Field hands no longer slosh around in muddy fields doing flood irrigation, either. Instead, the hay fields are watered by enormous irrigation pivots — the long, connected arrays of pipes and sprinklers that look like the bones of a prehistoric reptile. The green circles of 140 to 160 acres they leave on the landscape are familiar sights to airline passengers. Yet environmentalists often point out that the pivot irrigators are inefficient: they lose more water to evaporation than does flood irrigation and do not allow the groundwater table to fully replenish itself.

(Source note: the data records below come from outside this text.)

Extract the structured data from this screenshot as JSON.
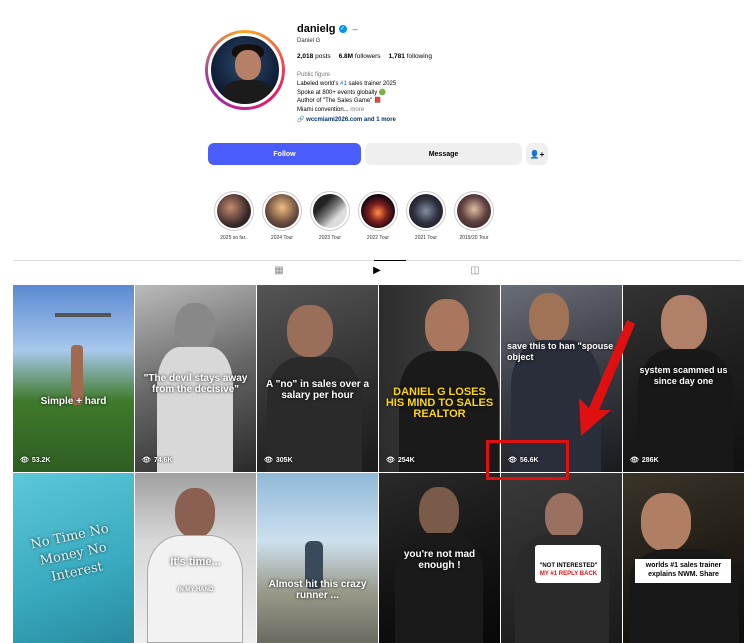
{
  "profile": {
    "username": "danielg",
    "fullname": "Daniel G",
    "posts": "2,018",
    "posts_label": "posts",
    "followers": "6.8M",
    "followers_label": "followers",
    "following": "1,781",
    "following_label": "following",
    "category": "Public figure",
    "bio": {
      "line1_pre": "Labeled world's ",
      "line1_hl": "#1",
      "line1_post": " sales trainer 2025",
      "line2": "Spoke at 800+ events globally 🟢",
      "line3": "Author of \"The Sales Game\" 📕",
      "line4": "Miami convention...",
      "more": "more"
    },
    "link": "wccmiami2026.com and 1 more"
  },
  "buttons": {
    "follow": "Follow",
    "message": "Message"
  },
  "highlights": [
    {
      "label": "2025 so far.."
    },
    {
      "label": "2024 Tour"
    },
    {
      "label": "2023 Tour"
    },
    {
      "label": "2022 Tour"
    },
    {
      "label": "2021 Tour"
    },
    {
      "label": "2019/20 Tour"
    }
  ],
  "posts": [
    {
      "caption": "Simple + hard",
      "views": "53.2K"
    },
    {
      "caption": "\"The devil stays away from the decisive\"",
      "views": "74.6K"
    },
    {
      "caption": "A \"no\" in sales over a salary per hour",
      "views": "305K"
    },
    {
      "caption": "DANIEL G LOSES HIS MIND TO SALES REALTOR",
      "views": "254K"
    },
    {
      "caption": "save this to han \"spouse object",
      "views": "56.6K"
    },
    {
      "caption": "system scammed us since day one",
      "views": "286K"
    },
    {
      "caption": "No Time No Money No Interest",
      "views": ""
    },
    {
      "caption": "It's time...",
      "sub": "IN MY HAND",
      "views": ""
    },
    {
      "caption": "Almost hit this crazy runner ...",
      "views": ""
    },
    {
      "caption": "you're not mad enough !",
      "views": ""
    },
    {
      "caption": "\"NOT INTERESTED\"",
      "sub": "MY #1 REPLY BACK",
      "views": ""
    },
    {
      "caption": "worlds #1 sales trainer explains NWM. Share",
      "views": ""
    }
  ],
  "colors": {
    "follow_bg": "#4a5cf9",
    "verified": "#0095f6",
    "annotation_red": "#e01010"
  }
}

What was my takeaway lesson from my visit a half-century later? A modern rancher would make the case that computer technology has enabled individual ranchers to survive at a time when agri-business giants dominate the West. They can keep their payrolls low and their costs competitive. But something is lost in this process, too. A community disappears — and takes with it the opportunity to educate the College Cowboys.
[This excerpt was originally printed in The Wall Street Journal.]